3. His running style, which relies on never-before-seen patience in the backfield, could be a disastrous fit for the Lions, who allowed their backs to be tackled for no gain or a loss of yardage on 27 percent of carries last season.
Mock draft time!!! Who do you have going to us?— Grilled Cheese Sandwich (@StamosaurusRex) January 12, 2018
You’re welcome Justin.
I have a love/hate relationship with mock drafts — I love to hate them. That said, I'll probably be doing one next week, once the deadline for prospects to declare has passed.
Will the Lions interview Steve Wilks?— Annor. A (@Prince_Akeem17) January 12, 2018
While things could always change, that no longer appears to be in the cards.

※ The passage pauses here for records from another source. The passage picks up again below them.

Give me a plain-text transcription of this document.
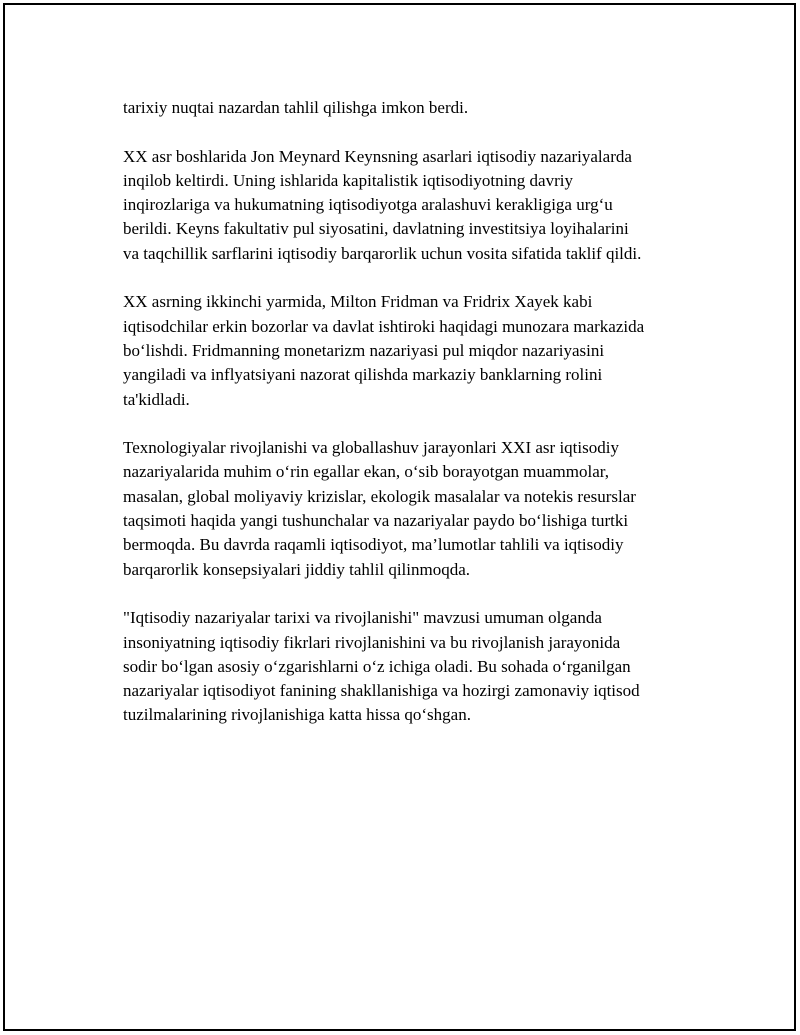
tarixiy nuqtai nazardan tahlil qilishga imkon berdi.

XX asr boshlarida Jon Meynard Keynsning asarlari iqtisodiy nazariyalarda
inqilob keltirdi. Uning ishlarida kapitalistik iqtisodiyotning davriy
inqirozlariga va hukumatning iqtisodiyotga aralashuvi kerakligiga urg‘u
berildi. Keyns fakultativ pul siyosatini, davlatning investitsiya loyihalarini
va taqchillik sarflarini iqtisodiy barqarorlik uchun vosita sifatida taklif qildi.

XX asrning ikkinchi yarmida, Milton Fridman va Fridrix Xayek kabi
iqtisodchilar erkin bozorlar va davlat ishtiroki haqidagi munozara markazida
bo‘lishdi. Fridmanning monetarizm nazariyasi pul miqdor nazariyasini
yangiladi va inflyatsiyani nazorat qilishda markaziy banklarning rolini
ta'kidladi.

Texnologiyalar rivojlanishi va globallashuv jarayonlari XXI asr iqtisodiy
nazariyalarida muhim o‘rin egallar ekan, o‘sib borayotgan muammolar,
masalan, global moliyaviy krizislar, ekologik masalalar va notekis resurslar
taqsimoti haqida yangi tushunchalar va nazariyalar paydo bo‘lishiga turtki
bermoqda. Bu davrda raqamli iqtisodiyot, ma’lumotlar tahlili va iqtisodiy
barqarorlik konsepsiyalari jiddiy tahlil qilinmoqda.

"Iqtisodiy nazariyalar tarixi va rivojlanishi" mavzusi umuman olganda
insoniyatning iqtisodiy fikrlari rivojlanishini va bu rivojlanish jarayonida
sodir bo‘lgan asosiy o‘zgarishlarni o‘z ichiga oladi. Bu sohada o‘rganilgan
nazariyalar iqtisodiyot fanining shakllanishiga va hozirgi zamonaviy iqtisod
tuzilmalarining rivojlanishiga katta hissa qo‘shgan.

Do you think Bob Quinn neglecting to interview McDaniels is a knock against him as a candidate? Gotta imagine BQ knows him just as well as he does Matty P. Seems odd that he wouldn't at least give him a look.— Robert Wagner (@rbrtow) January 12, 2018
It speaks volumes that the Lions didn't request an interview with the Patriots offensive coordinator. When Quinn was hired by the Lions in 2016, he said Josh McDaniels was ready to be a head coach again, but apparently didn't feel strongly enough about those qualifications to talk to him about the opening in Detroit.

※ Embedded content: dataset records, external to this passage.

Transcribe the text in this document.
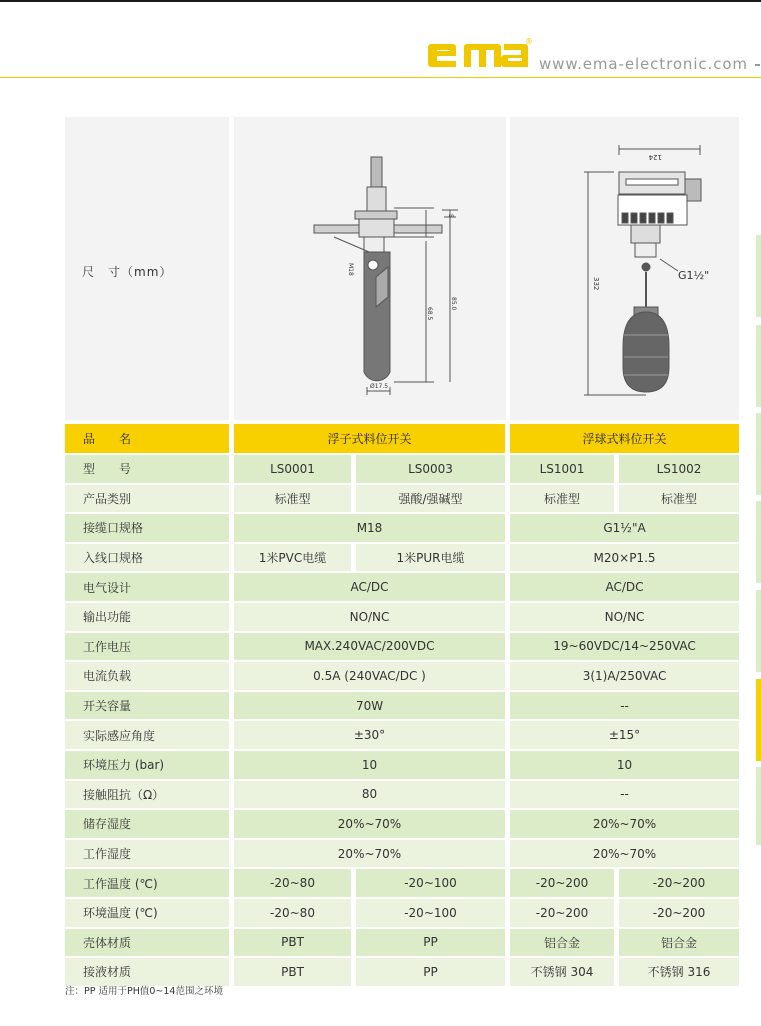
®
www.ema-electronic.com
尺　寸（mm）	M18
5
68.5
85.0
Ø17.5
124
332
G1½"
品　　名	浮子式料位开关		浮球式料位开关	
型　　号	LS0001	LS0003	LS1001	LS1002
产品类别	标准型	强酸/强碱型	标准型	标准型
接缆口规格	M18		G1½"A	
入线口规格	1米PVC电缆	1米PUR电缆	M20×P1.5	
电气设计	AC/DC		AC/DC	
输出功能	NO/NC		NO/NC	
工作电压	MAX.240VAC/200VDC		19~60VDC/14~250VAC	
电流负载	0.5A (240VAC/DC )		3(1)A/250VAC	
开关容量	70W		--	
实际感应角度	±30°		±15°	
环境压力 (bar)	10		10	
接触阻抗（Ω）	80		--	
储存湿度	20%~70%		20%~70%	
工作湿度	20%~70%		20%~70%	
工作温度 (℃)	-20~80	-20~100	-20~200	-20~200
环境温度 (℃)	-20~80	-20~100	-20~200	-20~200
壳体材质	PBT	PP	铝合金	铝合金
接液材质	PBT	PP	不锈钢 304	不锈钢 316
注：PP 适用于PH值0~14范围之环境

Can we establish a metric to gauge Quinn in 2-4 years from now on his decision to fire Caldwell and hire a new HC? IMO, Caldwell's marks of a winning record and 2 playoff appearances in 4 years is a realistic baseline. What's your view?— Mason Golden (@goldenmaso) January 12, 2018
Yes, wins and losses will be the metric. If the Lions remain without a division title or playoff win in four years, you're probably looking at another overhaul of both the front office and coaching staff.
Have you seen anything during this process that indicates Quinn is better suited to hire a new coach than previous Lions front offices?— Too Fly T (@fly3491) January 12, 2018
Your skepticism has merit. Let's face it, Quinn hasn't hired a coach before and never went through a coaching search in New England. It doesn't mean he can't be successful, but there's no precedent there.
If you want some optimism, Thomas Dimitroff, Quinn's former boss in New England, has done well with his two hires in Atlanta. Mike Smith posted a 66-46 record and won two division titles in seven seasons. Smith's replacement, Dan Quinn, led the team to the Super Bowl in his second season and has them in the divisional round again this season.